Prove that $f_n = \sum_{k=0}^n 1_{\{\varphi(k)\}}$ for $\varphi = \mathbb{N} \rightarrow \mathbb{Q} \cap [0,1]$ is Riemann integrable

Question

We consider a bijection $\varphi = \mathbb{N} \rightarrow \mathbb{Q} \cap [0,1]$.

We consider also de sequence of functions $(f_n)_{n \in \mathbb{N}}$ defined on $[0,1]$ by $f_n = \sum_{k=0}^n 1_{\{\varphi(k)\}}$.

How to prove that the functions $f_n$ are Riemann-integrables ?

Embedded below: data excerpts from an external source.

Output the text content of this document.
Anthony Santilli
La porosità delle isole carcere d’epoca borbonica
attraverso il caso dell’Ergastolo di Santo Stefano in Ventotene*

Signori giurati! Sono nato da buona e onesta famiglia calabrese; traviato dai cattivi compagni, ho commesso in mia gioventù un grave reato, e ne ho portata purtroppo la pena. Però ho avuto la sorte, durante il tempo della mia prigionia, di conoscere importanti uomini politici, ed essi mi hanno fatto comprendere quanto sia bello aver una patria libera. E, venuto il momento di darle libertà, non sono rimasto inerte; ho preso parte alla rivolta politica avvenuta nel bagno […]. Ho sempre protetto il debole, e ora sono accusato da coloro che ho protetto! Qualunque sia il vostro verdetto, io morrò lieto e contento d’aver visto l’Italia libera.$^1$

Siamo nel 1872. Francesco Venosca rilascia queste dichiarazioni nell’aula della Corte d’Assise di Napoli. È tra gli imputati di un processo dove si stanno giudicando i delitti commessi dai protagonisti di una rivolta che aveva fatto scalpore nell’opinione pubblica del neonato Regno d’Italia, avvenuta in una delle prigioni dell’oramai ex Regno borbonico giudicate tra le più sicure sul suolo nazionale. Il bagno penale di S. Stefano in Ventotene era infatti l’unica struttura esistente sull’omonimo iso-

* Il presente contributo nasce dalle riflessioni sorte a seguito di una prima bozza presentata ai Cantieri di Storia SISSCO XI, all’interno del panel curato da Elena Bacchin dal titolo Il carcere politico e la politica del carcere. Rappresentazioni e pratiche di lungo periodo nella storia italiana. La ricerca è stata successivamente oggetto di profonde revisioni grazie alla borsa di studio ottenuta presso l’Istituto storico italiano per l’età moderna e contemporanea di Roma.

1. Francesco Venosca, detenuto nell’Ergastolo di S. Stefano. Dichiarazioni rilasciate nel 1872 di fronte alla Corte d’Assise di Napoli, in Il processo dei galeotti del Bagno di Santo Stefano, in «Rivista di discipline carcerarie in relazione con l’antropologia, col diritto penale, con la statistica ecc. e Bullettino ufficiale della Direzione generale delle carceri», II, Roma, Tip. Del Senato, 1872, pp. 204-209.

My idea is to prove that $m_i = \inf_{x \in [x_{i-1}-x_i]} f_n(x)$ and $M_i = \sup_{x \in [x_{i-1}-x_i]} f_n(x)$ are equal, for $x_0 = 0 < x_1 < ... < x_{n-1} < x_n = 1$ a subdivision of $[0,1]$ but I don't see how to do it.

Could someone help me ?

Answer 1

Finite sum of Riemann integrable functions is still Riemann integrable, so it suffices to consider $1_{\{\varphi(k)\}}$, but this is clear.